1. While the method is well-motivated, a more in-depth analysis is needed to explain why improving physics consistency of the training samples leads to better prediction performance.

• A. Although the authors mention several metrics that can serve as physics-aware rewards, they lack implementation details, such as which metrics are applied to each dataset and how they are computed.
• B. A quantitative and qualitative comparison between the original data and the augmented data in terms of physics-aware metrics is necessary to demonstrate the effectiveness of the self-alignment process.
• C. Since the paper lacks training details (the number of alignment iterations and the training steps in each iteration), there remains a possibility that the performance improvements result from increased training schedule. To better understand the impact of physics-consistent training samples, two additional experiments should be provided: (i) a comparison with baselines trained under the same computational budget, and (ii) training models from scratch with samples at varying levels of physics consistency, which can be obtained from previous runs of P-Align and categorized based on the physics-aware metrics.

2. While P-Align is compared with other plug-in enhancement methods, none of these methods utilize the physics-aware metrics. To provide a more comprehensive analysis, it would be beneficial to compare P-Align with approaches that incorporate such metrics directly into their loss functions. Although these methods may face optimization challenges, as suggested in the Introduction (Line 53), experimental evidence is necessary to substantiate this claim.

1. There are lots of typos in paper:

• Line 18, the usage of "to provides" needs to be "to provide"
• Line 26, Dynamical systems "provides" -> Dynamical systems "provide"
• In the part of framework overview, "identify" -> "identifies", "find" -> "finds", "add" -> "adds", "use" -> "uses"
• Line 168, "a embedding space" -> "an embedding space"
• Line 180, "sample" -> "samples", $E\phi$ -> $E_\phi$
• Line 184, "we assumes" -> "we assume"
• Line 235, "scores is" -> "scores are", "such us" -> "such as"
• Line 269, "making ... our selection target" -> "making ... as our selection target"

These are very low-level mistakes, which should not occur in a good paper.

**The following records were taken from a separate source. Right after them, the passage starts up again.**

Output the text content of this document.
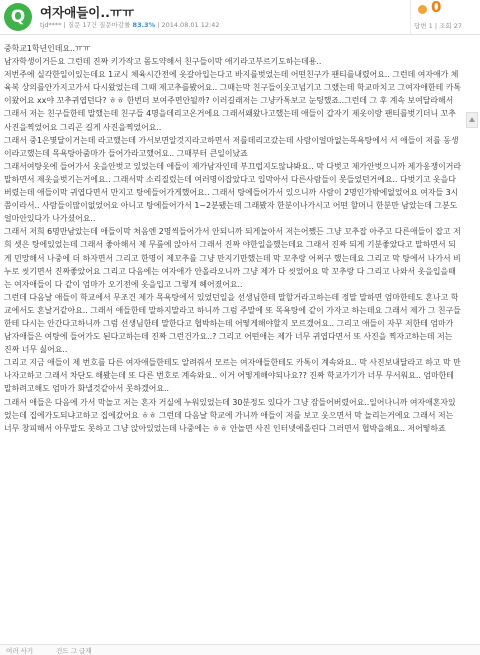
Q	여자애들이..ㅠㅠ
tjd**** | 질문 17건 질문마감률 83.3% | 2014.08.01 12:42
0
답변 1 | 조회 27

중학교1학년인데요..ㅠㅠ

남자학생이거든요 그런데 진짜 키가작고 몸도약해서 친구들이막 애기라고부르기도하는데용..

저번주에 실각한일이있는데요 1교시 체육시간전에 옷갈아입는다고 바지를벗었는데 어떤친구가 팬티를내렸어요.. 그런데 여자애가 체육복 상의를안가지고가서 다시왔었는데 그때 제고추를봤어요.. 그때는막 친구들이웃고넘기고 그랬는데 학교마치고 그여자애한테 카톡이왔어요 xx야 꼬추귀엽던다? ㅎㅎ 한번더 보여주면안될까? 이러길래저는 그냥카톡보고 눈팅했죠..그런데 그 후 계속 보여달라해서 그래서 저는 친구들한테 말했는데 친구들 4명을데리고온거에요 그래서왜왔나고했는데 애들이 갑자기 제옷이랑 팬티를벗기더니 꼬추사진을찍었어요 그리곤 길게 사진을찍었어요..

그래서 중1은몇달이거는데 라고했는데 가서보면알것지라고하면서 저를데리고갔는데 사람이얼마없는목욕탕에서 서 애들이 저를 동생이라고했는데 목욕탕아줌마가 들어가라고했어요.. 그때부터 큰일이났죠

그래서여탕옷에 들어가서 옷을안벗고 있었는데 애들이 제가남자인데 부끄럽지도않냐봐요.. 막 다벗고 제가안벗으니까 제가옹쟁이거라 말하면서 제옷을벗기는거에요.. 그래서막 소리질렀는데 여러명이잡았다고 입막아서 다른사람들이 못들었던거에요.. 다벗기고 옷을다버렸는데 애들이막 귀엽다면서 만지고 탕에들어가게했어요.. 그래서 탕에들어가서 있으니까 사람이 2명인가밖에없었어요 여자들 3시쯤이라서.. 사람들이많이없었어요 아니고 탕에들어가서 1~2분됐는데 그래봤자 한분이나가시고 어떤 할머니 한분만 남았는데 그분도 얼마안있다가 나가셨어요..

그래서 저희 6명만남았는데 애들이막 처음엔 2명씩들어가서 안되니까 되게놀아서 저는어쨌든 그냥 꼬추잡 아주고 다른애들이 잡고 저희 셋은 탕에있었는데 그래서 좋아해서 제 무릎에 앉아서 그래서 진짜 야한일을했는데요 그래서 진짜 되게 기분좋았다고 말하면서 되게 민망해서 나중에 더 하자면서 그리고 한명이 제꼬추를 그냥 만지기만했는데 막 꼬추랑 어쩌구 했는데요 그리고 막 탕에서 나가서 비누로 씻기면서 진짜좋았어요 그리고 다음에는 여자애가 안올라오니까 그냥 제가 다 씻었어요 막 꼬추랑 다 그리고 나와서 옷을입을때는 여자애들이 다 같이 엄마가 오기전에 옷을입고 그렇게 헤어졌어요..

그런데 다음날 애들이 학교에서 무조건 제가 목욕탕에서 있었던일을 선생님한테 말할거라고하는데 정말 말하면 엄마한테도 혼나고 학교에서도 혼날거같아요.. 그래서 애들한테 말하지말라고 하니까 그럼 주말에 또 목욕탕에 같이 가자고 하는데요 그래서 제가 그 친구들한테 다시는 안간다고하니까 그럼 선생님한테 말한다고 협박하는데 어떻게해야할지 모르겠어요.. 그리고 애들이 자꾸 저한테 엄마가 남자애들은 여탕에 들어가도 된다고하는데 진짜 그런건가요..? 그리고 어떤애는 제가 너무 귀엽다면서 또 사진을 찍자고하는데 저는 진짜 너무 싫어요..

그리고 지금 애들이 제 번호를 다른 여자애들한테도 알려줘서 모르는 여자애들한테도 카톡이 계속와요.. 막 사진보내달라고 하고 막 만나자고하고 그래서 차단도 해봤는데 또 다른 번호로 계속와요.. 이거 어떻게해야되나요?? 진짜 학교가기가 너무 무서워요.. 엄마한테 말하려고해도 엄마가 화낼것같아서 못하겠어요..

그래서 애들은 다음에 가서 막놀고 저는 혼자 거실에 누워있었는데 30분정도 있다가 그냥 잠들어버렸어요..일어나니까 여자애혼자있었는데 집에가도되냐고하고 집에갔어요 ㅎㅎ 그런데 다음날 학교에 가니까 애들이 저를 보고 웃으면서 막 놀리는거에요 그래서 저는 너무 창피해서 아무말도 못하고 그냥 앉아있었는데 나중에는 ㅎㅎ 안놀면 사진 인터넷에올린다 그러면서 협박을해요.. 저어떻하죠

여러 사기	건드 그 급재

2. In line 170, $\mathcal{X}_t\in\mathbb{R}^{C \times H\times W}$, you need to introduce the meaning of the three dimensions. Does it stand for an image of the input? If so, what is the physical consistency and priors of image dynamics? I think you selected datasets are not applicable to your model. Those datasets, such as fluid modeled with graphs, may be better.
3. There are no ablation studies to verify the effectiveness of the proposed four modules.
4. The conclusion that better training data have lower generalization error upper bound is trivial. The proofs in the paper are unnecessary.

1. Many of the implementation details are not clear or missing, see my question 1,2,3

2. The method requires prior knowledge of physics constraints, which is not necessarily available in real-world scenarios. Also, this could be an unfair comparison with vanilla baseline, since the latter could be easily improved by adding a regularization term to penalize the physics violation.

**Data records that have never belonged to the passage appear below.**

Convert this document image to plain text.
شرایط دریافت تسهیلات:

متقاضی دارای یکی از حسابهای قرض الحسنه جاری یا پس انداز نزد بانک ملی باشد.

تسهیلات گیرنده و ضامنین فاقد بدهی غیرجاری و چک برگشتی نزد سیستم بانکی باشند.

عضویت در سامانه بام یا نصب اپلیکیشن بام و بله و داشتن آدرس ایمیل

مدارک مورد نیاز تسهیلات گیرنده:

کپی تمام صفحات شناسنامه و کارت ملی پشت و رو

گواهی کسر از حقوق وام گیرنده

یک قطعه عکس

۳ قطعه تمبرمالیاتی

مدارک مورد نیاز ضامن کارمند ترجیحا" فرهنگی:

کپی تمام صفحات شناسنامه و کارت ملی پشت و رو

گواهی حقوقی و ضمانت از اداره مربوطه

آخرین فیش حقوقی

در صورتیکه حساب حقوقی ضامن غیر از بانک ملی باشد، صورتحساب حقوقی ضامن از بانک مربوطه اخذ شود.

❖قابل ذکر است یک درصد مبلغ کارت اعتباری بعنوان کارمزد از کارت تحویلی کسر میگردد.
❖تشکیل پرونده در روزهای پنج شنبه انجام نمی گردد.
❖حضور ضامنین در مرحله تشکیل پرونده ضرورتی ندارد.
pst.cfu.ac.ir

3. My major concern is the problem setting in this paper. For dynamical/physics system forecasting specially with these PDE like inputs, using multiple past observation to predict the future is a commonly used and very effective way to improve the forecasting. While this paper seems not using these basics from dynamical systems, therefore the experiments could be less legit. see my question 4.

1. The authors' writing needs further improvement. There are many typos, such as "provides" in line 26, "anchor" in line 182, and "of in" in line 468. Additionally, the authors should reorganize their notation, especially in the "self-discovery" of Section 4.2, where the explanation of Z^{m}_{t} is difficult to understand. Furthermore, the descriptions of equations 6 and 11 seem contradictory.

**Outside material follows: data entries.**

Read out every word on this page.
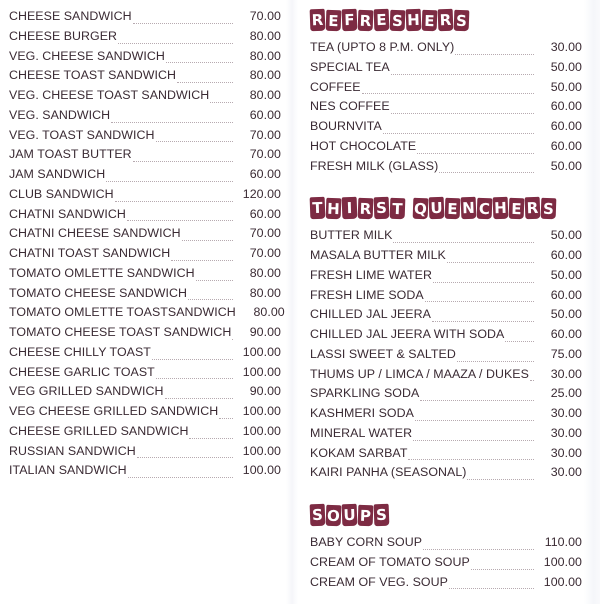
CHEESE SANDWICH	70.00
CHEESE BURGER	80.00
VEG. CHEESE SANDWICH	80.00
CHEESE TOAST SANDWICH	80.00
VEG. CHEESE TOAST SANDWICH	80.00
VEG. SANDWICH	60.00
VEG. TOAST SANDWICH	70.00
JAM TOAST BUTTER	70.00
JAM SANDWICH	60.00
CLUB SANDWICH	120.00
CHATNI SANDWICH	60.00
CHATNI CHEESE SANDWICH	70.00
CHATNI TOAST SANDWICH	70.00
TOMATO OMLETTE SANDWICH	80.00
TOMATO CHEESE SANDWICH	80.00
TOMATO OMLETTE TOASTSANDWICH	80.00
TOMATO CHEESE TOAST SANDWICH	90.00
CHEESE CHILLY TOAST	100.00
CHEESE GARLIC TOAST	100.00
VEG GRILLED SANDWICH	90.00
VEG CHEESE GRILLED SANDWICH	100.00
CHEESE GRILLED SANDWICH	100.00
RUSSIAN SANDWICH	100.00
ITALIAN SANDWICH	100.00
R E F R E S H E R S
TEA (UPTO 8 P.M. ONLY)	30.00
SPECIAL TEA	50.00
COFFEE	50.00
NES COFFEE	60.00
BOURNVITA	60.00
HOT CHOCOLATE	60.00
FRESH MILK (GLASS)	50.00
T H I R S T Q U E N C H E R S
BUTTER MILK	50.00
MASALA BUTTER MILK	60.00
FRESH LIME WATER	50.00
FRESH LIME SODA	60.00
CHILLED JAL JEERA	50.00
CHILLED JAL JEERA WITH SODA	60.00
LASSI SWEET & SALTED	75.00
THUMS UP / LIMCA / MAAZA / DUKES	30.00
SPARKLING SODA	25.00
KASHMERI SODA	30.00
MINERAL WATER	30.00
KOKAM SARBAT	30.00
KAIRI PANHA (SEASONAL)	30.00
S O U P S
BABY CORN SOUP	110.00
CREAM OF TOMATO SOUP	100.00
CREAM OF VEG. SOUP	100.00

2. In the authors' framework, the choice of physical metrics appears to play a significant role. Why did the authors select these metrics? Have they considered choosing other metrics?

3. Equations 25 and 26 do not seem to rigorously derive the conclusion of equation 27. Can the authors provide a more rigorous proof?

4. I noticed that the results for the TaxiBJ+ and SEVIR datasets in Table 1 do not match those reported in the original Earthfarsser paper. Can the authors explain the reason for this discrepancy?

5. The baseline methods compared by the authors do not seem to include the methods proposed in the original paper for DRS and FireSys. In this paper's baselines, the newer method MmvP, which is used for macro-motion trajectory prediction, appears unsuitable for physical scenarios like DRS and FireSys. Have the authors considered validating some more recent methods for modeling physical dynamics, such as HOPE [1] and PGODE [2]?

[1] Hope: High-order graph ode for modeling interacting dynamics, ICML 2023.

[2] PGODE: Towards High-quality System Dynamics Modeling, ICML 2024.